Roberto Occhiuto e Antonio Tajani

Antonio Loiacono

Nelle urne calabresi ha vinto la continuità, ma ha perso la partecipazione. Roberto Occhiuto, volto del centrodestra unito, è stato rieletto con un ampio margine – il 57,26% – consolidando una leadership percepita come stabile e prevedibile. Ma dietro il trionfo personale e politico del governatore si nasconde un dato che pesa come un macigno: solo il 43,14% degli elettori si è recato alle urne. Più di un calabrese su due ha scelto l’astensione. E quando vota meno della metà dell’elettorato, la verità è semplice e amara: non vince davvero nessuno!

È qui, nel vuoto della partecipazione, che si misura il vero stato di salute della democrazia calabrese. Una regione che, storicamente, rappresenta “un’area marginale ma profondamente conservatrice della civiltà greca” (diceva Pasolini, parlando della Calabria): custode di un’identità antica, ma anche prigioniera di un immobilismo che la condanna all’isolamento.

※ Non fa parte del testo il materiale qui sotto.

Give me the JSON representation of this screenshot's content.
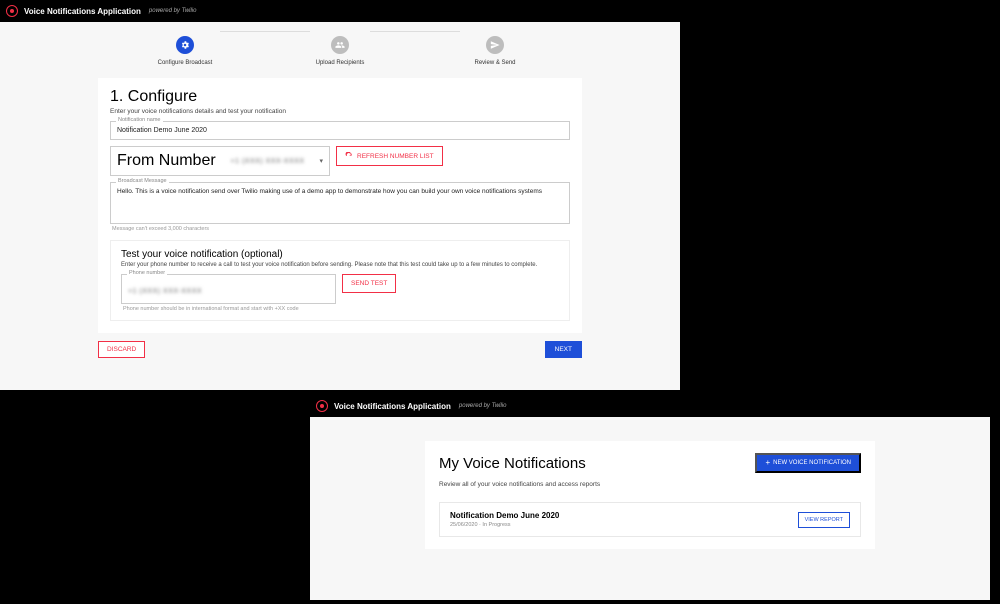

Il trionfo dell’astensionismo

Occhiuto, sostenuto da Forza Italia, Fratelli d’Italia, Lega e liste civiche, ha saputo consolidare il dominio del centrodestra in una terra dove il radicamento territoriale e le reti locali contano più dei programmi. La sua campagna, incentrata sui risultati del primo mandato – dalla sanità al progetto del “reddito di merito” – ha insistito su un messaggio rassicurante: “Andiamo avanti, non torniamo indietro.

Ma la vittoria del presidente è, di fatto, figlia di una partecipazione dimezzata. In un contesto dove votano solo gli elettori più fedeli, le forze radicate vengono premiate per inerzia. È l’astensionismo cronico, non l’entusiasmo, a blindare il potere.

Un politologo dell’Università della Calabria lo sintetizza così: “Non è solo disaffezione, ma distacco sociale. Il voto non è più percepito come un atto capace di cambiare la realtà.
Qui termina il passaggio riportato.